ARID5B, a member of the AT-rich interactive domain (ARID) protein family, has been implicated in multiple biological processes. It appears to play a role in hematopoiesis, particularly in B-cell development and function. In addition, it may be involved in chromatin-related regulatory pathways, as it has been associated with histone demethylation in some contexts [1,3].

In mouse models, overexpression of Arid5b led to a reduction in the proportion of circulating B cells, immature and mature B-cell fractions in the blood and bone marrow, and follicular B cells in the spleen. It also caused defects in B-cell activation and increased mitochondrial oxygen consumption rate in B cells [1]. Deletion of Arid5b in mice increased the proportion of large and small Pre-B cells and enhanced fatty acid uptake and oxidation in Pre-B cells, while reducing the proportion of immature B cells [4].

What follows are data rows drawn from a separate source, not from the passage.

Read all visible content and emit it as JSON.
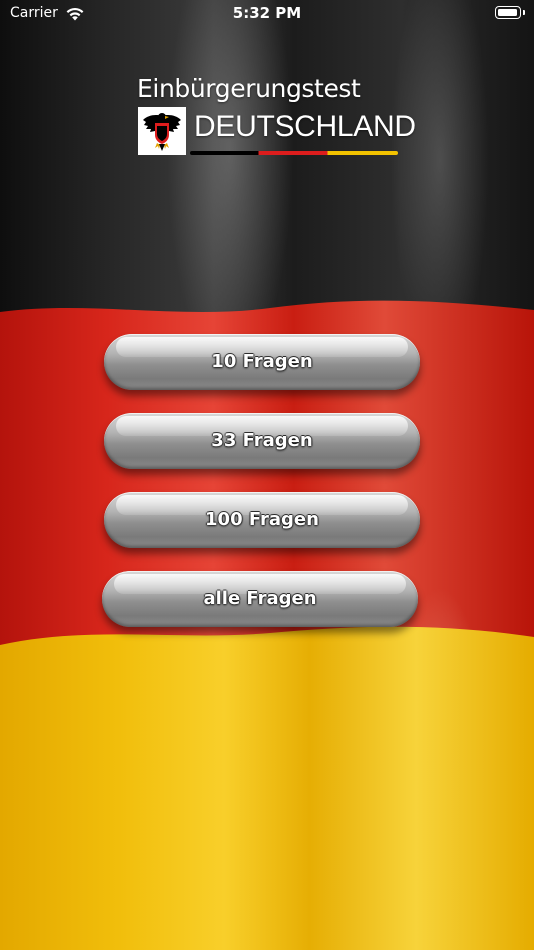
{
  "status_bar": {
    "carrier": "Carrier",
    "time": "5:32 PM",
    "wifi_icon": "wifi-icon",
    "battery_icon": "battery-icon",
    "battery_level": 1.0
  },
  "logo": {
    "title": "Einbürgerungstest",
    "subtitle": "DEUTSCHLAND",
    "emblem_icon": "eagle-emblem-icon"
  },
  "menu": {
    "buttons": [
      {
        "label": "10 Fragen"
      },
      {
        "label": "33 Fragen"
      },
      {
        "label": "100 Fragen"
      },
      {
        "label": "alle Fragen"
      }
    ]
  },
  "colors": {
    "flag_black": "#1f1f1f",
    "flag_red": "#d7261b",
    "flag_gold": "#f1be0b",
    "button_gray": "#9a9a9a",
    "text_white": "#ffffff"
  }
}
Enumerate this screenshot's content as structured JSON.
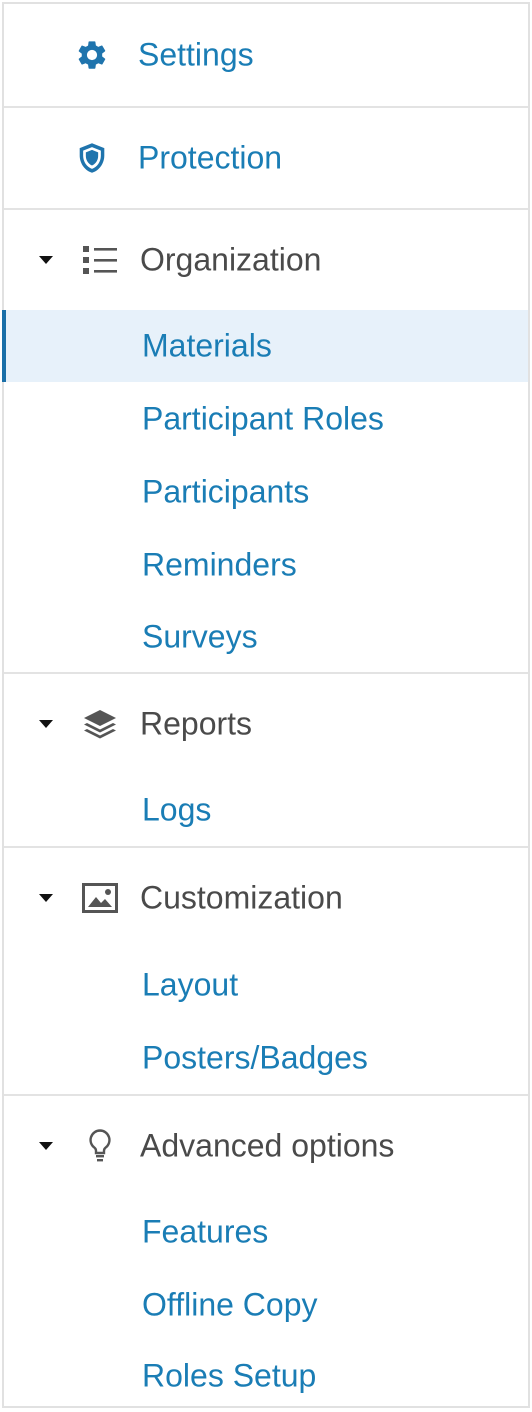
{
  "nav": {
    "top_links": [
      {
        "label": "Settings",
        "icon": "gear-icon"
      },
      {
        "label": "Protection",
        "icon": "shield-icon"
      }
    ],
    "groups": [
      {
        "label": "Organization",
        "icon": "list-icon",
        "items": [
          {
            "label": "Materials",
            "active": true
          },
          {
            "label": "Participant Roles"
          },
          {
            "label": "Participants"
          },
          {
            "label": "Reminders"
          },
          {
            "label": "Surveys"
          }
        ]
      },
      {
        "label": "Reports",
        "icon": "layers-icon",
        "items": [
          {
            "label": "Logs"
          }
        ]
      },
      {
        "label": "Customization",
        "icon": "image-icon",
        "items": [
          {
            "label": "Layout"
          },
          {
            "label": "Posters/Badges"
          }
        ]
      },
      {
        "label": "Advanced options",
        "icon": "lightbulb-icon",
        "items": [
          {
            "label": "Features"
          },
          {
            "label": "Offline Copy"
          },
          {
            "label": "Roles Setup"
          }
        ]
      }
    ]
  },
  "colors": {
    "link": "#1a7db5",
    "header_text": "#4a4a4a",
    "active_bg": "#e7f1fa",
    "active_bar": "#1a6fa8",
    "icon_blue": "#1f74ad",
    "icon_gray": "#555555",
    "border": "#e1e1e1"
  }
}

Overall, ARID5B is crucial for B-cell development and function, regulating fatty acid metabolism and proliferation at the Pre-B cell stage. Mouse models, especially those with Arid5b overexpression or deletion, have been instrumental in uncovering its role in B-cell-related biological processes and its association with childhood acute lymphoblastic leukemia (ALL), providing valuable insights into the disease mechanism [1,2,4].